The fact that students posed questions to each other and could confront their ideas and conceptions about different statistical concepts and methods would contribute to the learning of statistics since, according to Garfield and Ben-Zvi:
Students seem to learn better when activities are structured to help students evaluate the difference between their own beliefs about chance events and actual empirical results. If students are first asked to make guesses or predictions about data and random events, they are more likely to care about and process the actual results (GARFIELD; BEN-ZVI, 2007, p. 388).
Theme 2
Students’ perception of the reading report strategy was positive since they saw it as an important synthesis exercise that required them to read before, during, and after class. It is a strategy that requires time and offers the possibility of collaboratively work with peers. Reading reports is a form of formative assessment that allows teachers to follow and improve student learning through feedback about their learning process. This type of report helped students strengthen their knowledge of statistical concepts and improve their communication skills (CARVER et al., 2016). Asking students to use their own words to explain their understanding of various statistical concepts and methods is an alternative form of assessment that requires developing communication and synthesis skills (GARFIELD; BEN-ZVI; CHANCE; ROSETH et al., 2008).

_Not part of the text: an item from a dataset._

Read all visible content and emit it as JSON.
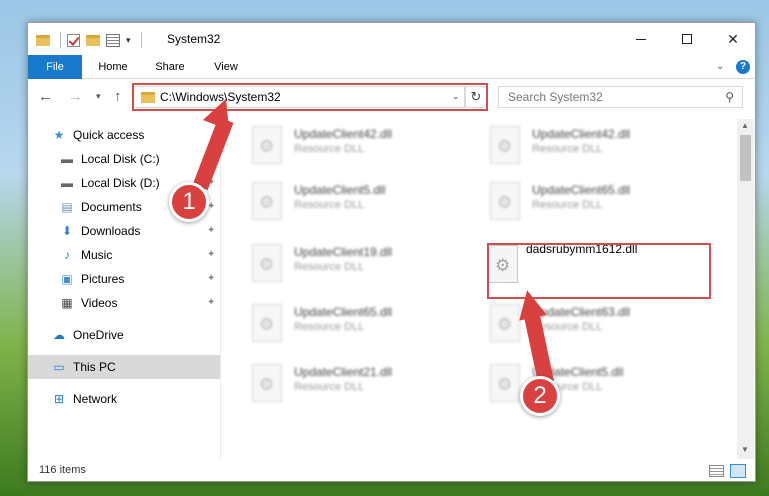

The previous approaches align with what has been reported in the literature on the benefits of critical reading of articles. Since one of the goals of the GAISE is that students should become critical consumers of statistically based results reported in the media, recognizing when the reported results are logical consequences of the study and its analysis, the critical reading of articles is considered an evaluation strategy that fosters in students the ability to analyze and value the information of the results reported in research (CARVER et al., 2016; GARFIELD; BEN-ZVI; CHANCE; MEDINA et al., 2008).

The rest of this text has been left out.